Wenn die Italiener kommende Woche ein neues Parlament wählen, steht viel auf dem Spiel: nicht allein das Aufbäumen gegen den Niedergang, sondern auch die Zukunft des Euro. Wie kann eine neue Regierung diesen Herausforderungen begegnen? Der Abstieg des Landes geht unvermindert weiter - ökonomisch, moralisch und gesellschaftlich.
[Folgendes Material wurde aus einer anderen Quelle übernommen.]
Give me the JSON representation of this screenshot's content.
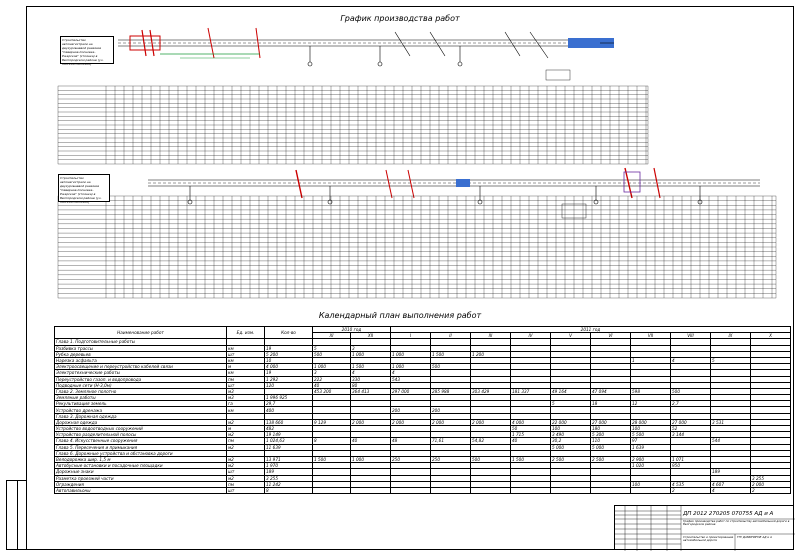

Ein Kommentar von Ulrike Sauer

So viel Einklang herrschte in Europa lange nicht mehr. Konservative und Progressive, Nord- und Südländer, alle eint die Angst vor der Rückkehr Berlusconis. Ohne Scheu vor Einmischung rät Bundesfinanzminister Wolfgang Schäuble den Italienern, "nicht den Fehler zu wiederholen, ihn zu wählen". Im Weißen Haus ließ sich US-Präsident Barack Obama ausführlich von Staatspräsident Giorgio Napolitano über den Wahlkampf unterrichten. In Italien steht viel auf dem Spiel: Nicht allein das Aufbäumen gegen den eigenen Niedergang. Sondern eben auch die Zukunft des Euros. Und mit ihr das Wachstum und der Wohlstand des Kontinents.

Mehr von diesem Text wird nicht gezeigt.